その後、フィアの前に屈み優しく頭を撫でる。
「懐かしいな……レアナからは鳥が届けてくれた手紙にお前の事も書いてあったぞ」
「鳥……リリですね……あの子もお母さんと一緒に……手紙にはなんて書いてあったのですか?」
フィアは悲し気に俯きかけたが、それを振り払い明るい声でルキスラに尋ねた。
「フィア……自分に似て少し頑固な所があると……フフッ、人と生きたくて反乱を起こすんだ、人好きな所は確かに似ているよ」
「……そうですか、お母さんに似てますか……えへへ……」
母親に似ていると言われ、嬉しそうに笑っていたフィアの顔が突然曇る。
「どうした!?」
「いえ、急に魔力が吸われて……伊蔵さん……」
「伊蔵? あの男に何かあったのか!?」
「……すいません。ルキスラさん、ぶしつけなお願いなのですが血を分けて頂けませんか?」
「血……魔力か? それは構わんが……大丈夫なのか?」
「はい、今はまだ……アナベルさん、ナイフとコップを」
フィアはアナベルに視線を移し指示を出す。
「はっ、はい!」
「フィア、伊蔵に何かあったのか?」
「よく分かりませんが危険な相手と出会ったみたいです……」
イーゴの問い掛けに答えながらフィアは少し辛そうに胸を押さえた。
「危険な相手って、伊蔵は俺のゴーレムも簡単に倒した奴だぜ?」
「最南端のはぐれ魔女かしら……でも伊蔵なら平気だと思うんだけど……」
「あいつ、そんなに強いのか?」
「腹の立つ事にね」
アレンの問い掛けにジルバが答えていると、フィアのもとにナイフとコップを持ったアナベルが駆け寄った。
「フィアさん!」
「ありがとうございます。ではルキスラさん、血を……少しでも伊蔵さんの力に……」
「フフッ、フィアとあの伊蔵は主人と使い魔という感じでは無いな」
ルキスラは笑みを浮かべると、アナベルから受け取ったナイフで躊躇なく手の平を切り裂いた。
「ルキスラ様……」
「大丈夫だアレン」
手の平から流れ出た鮮血が木のコップに注がれる。
「ほら、フィア」
「ありがとうございます……」
フィアは受け取ったルキスラの血を喉を鳴らして一気に飲んだ。
その間にルキスラに駆け寄ったアレンが彼女の手に布を巻いて行く。
「ありがとう、アレン」
「いえ、従者ですから」
「ふぅ……なんだか新鮮な果実みたいな……すっごく爽やかです……」
血の感想を言ったフィアを見てルキスラは一瞬ポカンとした後、目じりに涙を溜めて笑い始めた。
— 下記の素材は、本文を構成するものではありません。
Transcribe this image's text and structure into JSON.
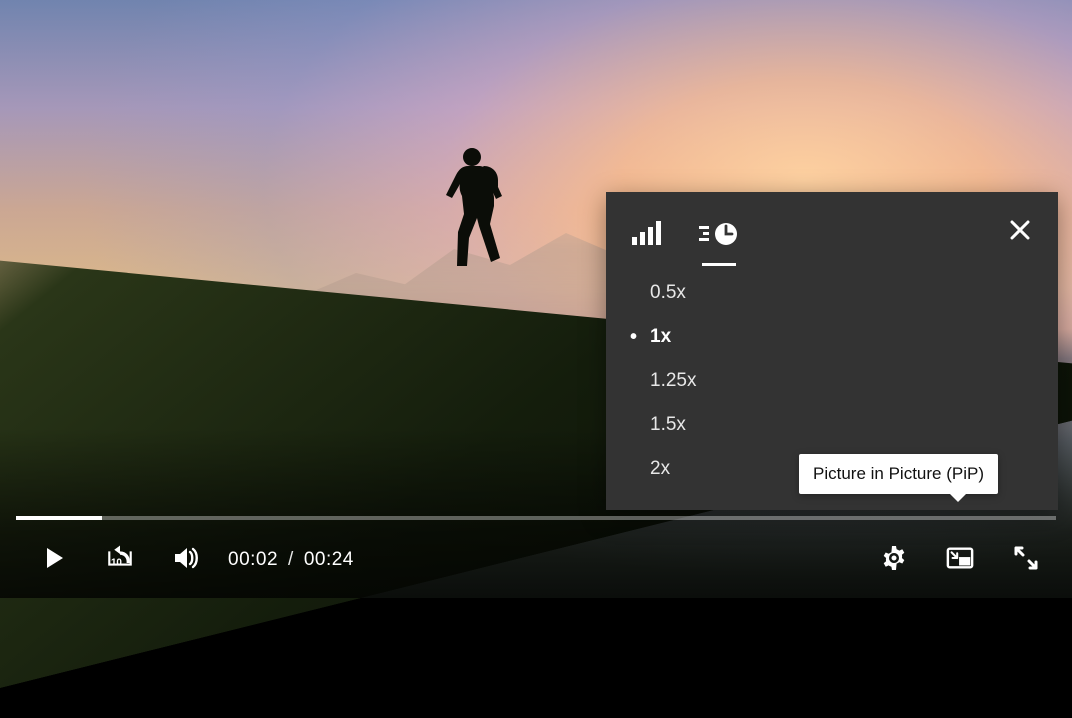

「フフッ……フフフ……親子そろって同じ事を言うんだな……」
「お母さんも同じ感想を言ったんですか?」
「ああ、爽やかで美味しいって言ってたよ」
そんな話をしている間にフィアの顔色は徐々に回復していった。
「どうも何とかしたみてぇだな……しかし伊蔵が危険を感じるって、カラ様クラスの魔女か?」
「お嬢ちゃん、どうなの?」
「詳しい事は何とも……私もずっと心を感じているわけでは無いので……でももう大丈夫みたいです」
「伊蔵達から直接話を聞くしかなさそうねぇ」
「……話か」
ジルバの言葉で何か思いついた様子のイーゴ以外は、伊蔵達の帰りを気をもみながら待つ事になった。